• sperm whale sound;
  • Physeter macrocephalus;
  • remote acoustic survey;
  • automatic detection;
  • autonomous hydrophone


An acoustic survey for sperm whales was conducted in the Gulf of Alaska. Six autonomous hydrophones continuously recorded sound signals below 500 Hz from October 1999 to May 2001. After recovery, recordings were processed using an automatic process to detect usual clicks of sperm whales. The detection algorithm equalized background noise, summed the data in a frequency band, and then used autocorrelation to detect the whales' highly regular clicks. Detections were checked manually, revealing that 98% of detections did contain clicks. Results indicate that sperm whales are present in the Gulf of Alaska year-round; this result extends what is known from whaling data, which were gathered principally in summer.

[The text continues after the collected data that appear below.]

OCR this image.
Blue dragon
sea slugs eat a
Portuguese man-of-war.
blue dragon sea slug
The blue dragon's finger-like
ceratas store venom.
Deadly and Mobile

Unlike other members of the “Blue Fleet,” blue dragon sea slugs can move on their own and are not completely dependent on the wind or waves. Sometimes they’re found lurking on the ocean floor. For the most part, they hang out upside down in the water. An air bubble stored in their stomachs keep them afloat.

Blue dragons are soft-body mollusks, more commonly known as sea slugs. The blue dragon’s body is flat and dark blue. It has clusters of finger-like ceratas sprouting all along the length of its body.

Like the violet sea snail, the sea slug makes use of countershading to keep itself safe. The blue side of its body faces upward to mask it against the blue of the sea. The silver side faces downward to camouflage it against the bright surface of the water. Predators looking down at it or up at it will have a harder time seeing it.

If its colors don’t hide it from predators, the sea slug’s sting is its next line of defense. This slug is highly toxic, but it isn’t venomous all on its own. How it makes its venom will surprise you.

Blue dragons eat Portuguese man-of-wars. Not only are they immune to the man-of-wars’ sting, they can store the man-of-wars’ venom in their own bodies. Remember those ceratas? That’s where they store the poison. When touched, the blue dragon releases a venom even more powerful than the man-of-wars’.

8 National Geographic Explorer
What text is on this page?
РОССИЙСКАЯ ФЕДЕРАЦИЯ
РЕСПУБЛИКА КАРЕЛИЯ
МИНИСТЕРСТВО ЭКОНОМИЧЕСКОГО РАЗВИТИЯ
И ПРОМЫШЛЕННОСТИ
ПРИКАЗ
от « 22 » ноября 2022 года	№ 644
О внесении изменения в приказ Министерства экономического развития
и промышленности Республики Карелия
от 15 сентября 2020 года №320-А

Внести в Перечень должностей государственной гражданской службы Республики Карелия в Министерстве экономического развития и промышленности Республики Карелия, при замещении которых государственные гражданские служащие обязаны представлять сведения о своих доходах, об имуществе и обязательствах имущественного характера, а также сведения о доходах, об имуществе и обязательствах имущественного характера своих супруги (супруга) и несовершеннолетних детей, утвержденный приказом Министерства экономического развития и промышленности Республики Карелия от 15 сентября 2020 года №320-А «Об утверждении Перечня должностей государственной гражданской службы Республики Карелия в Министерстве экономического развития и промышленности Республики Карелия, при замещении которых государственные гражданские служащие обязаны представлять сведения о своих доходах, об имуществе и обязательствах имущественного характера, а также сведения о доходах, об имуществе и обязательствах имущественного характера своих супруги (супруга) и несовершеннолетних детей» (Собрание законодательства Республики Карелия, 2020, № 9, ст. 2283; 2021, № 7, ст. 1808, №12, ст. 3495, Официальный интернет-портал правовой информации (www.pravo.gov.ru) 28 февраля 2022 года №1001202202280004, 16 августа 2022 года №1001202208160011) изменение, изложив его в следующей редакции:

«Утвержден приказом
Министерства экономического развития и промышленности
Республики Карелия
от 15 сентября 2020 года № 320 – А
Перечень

Sperm whales were more common in summer than winter by a factor of roughly two, and occurred less often at the westernmost site surveyed (52°N, 157°W) than elsewhere in the Gulf. This is the first study of sperm whales based exclusively on remote acoustic sensing. This methodology is feasible because sperm whale clicks extend to frequencies (∼100 Hz) low enough to be recorded by low-sample-rate instruments that operate continuously, and because the detection algorithm has a low false-detection rate. The methodology may be replicated to facilitate comparisons between different time periods and geographic regions.